Docs
What you feed it, what it runs, and how to read the verdict.
1. Input
Two tables: your trades/fills (timestamp, symbol, side, qty, price) and the price universe they ran against. CSV, Parquet, or a DataFrame. No strategy code, no signal logic, no config required.
2. The battery
26 methods across four families: statistical edge (deflated Sharpe, PSR, multiple-testing), robustness (walk-forward, OOS decay, regime split), integrity (look-ahead, survivorship, point-in-time, fill realism), and risk (drawdown stress, tail, turnover/cost sensitivity).
3. The verdict
One headline call — tradeable / borderline / do-not-deploy — plus the per-check breakdown, the flagged failures, and the suggested next test.
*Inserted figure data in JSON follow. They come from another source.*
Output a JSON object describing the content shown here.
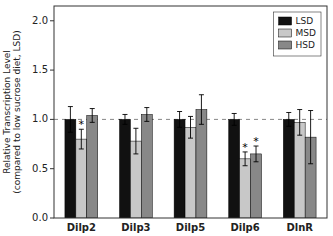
{
  "chart_data": {
    "type": "bar",
    "categories": [
      "Dilp2",
      "Dilp3",
      "Dilp5",
      "Dilp6",
      "DlnR"
    ],
    "series": [
      {
        "name": "LSD",
        "color": "#111111",
        "values": [
          1.0,
          1.0,
          1.0,
          1.0,
          1.0
        ],
        "errors": [
          0.13,
          0.05,
          0.08,
          0.06,
          0.07
        ]
      },
      {
        "name": "MSD",
        "color": "#c8c8c8",
        "values": [
          0.8,
          0.78,
          0.92,
          0.6,
          0.97
        ],
        "errors": [
          0.1,
          0.13,
          0.11,
          0.07,
          0.13
        ]
      },
      {
        "name": "HSD",
        "color": "#888888",
        "values": [
          1.04,
          1.05,
          1.1,
          0.65,
          0.82
        ],
        "errors": [
          0.07,
          0.07,
          0.15,
          0.08,
          0.27
        ]
      }
    ],
    "ylabel": "Relative Transcription Level\n(compared to low sucrose diet, LSD)",
    "ylim": [
      0,
      2.15
    ],
    "yticks": [
      {
        "value": 0,
        "label": "0.0"
      },
      0.5,
      {
        "value": 1,
        "label": "1.0"
      },
      {
        "value": 1.5,
        "label": "1.5"
      },
      {
        "value": 2,
        "label": "2.0"
      }
    ],
    "reference_line": 1.0,
    "annotations": [
      {
        "text": "*",
        "category": "Dilp2",
        "series": "MSD"
      },
      {
        "text": "*",
        "category": "Dilp6",
        "series": "MSD"
      },
      {
        "text": "*",
        "category": "Dilp6",
        "series": "HSD"
      }
    ],
    "legend": "upper right",
    "grid": false
  }
}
Exportable as a reviewer-ready report.
4. Integrate
Drop it into your research pipeline so every candidate strategy auto-runs the battery before promotion, and nothing reaches paper/live without a passing card.
The four families (overview)
| Family | Question it answers | Representative checks |
|---|---|---|
| Statistical edge | Is the headline Sharpe real, or trial-luck? | Deflated Sharpe, probabilistic Sharpe, multiple-testing correction |
| Robustness | Does it survive out-of-sample & across regimes? | Walk-forward, IS/OOS decay, regime split, parameter stability |
| Integrity | Did the backtest cheat? | Look-ahead, survivorship, point-in-time, fill/slippage realism |
| Risk | What's the real downside? | Drawdown stress, tail risk, turnover & cost sensitivity |
Secret-sauce boundary: Validator ships the methodology and the scoring math. It does not contain — and will never share — our own strategies, signal definitions, parameter thresholds, or trading data. Symmetrically, your trades and universe stay in your environment on the on-prem/VPC plans. This is a methodology product, not a data product.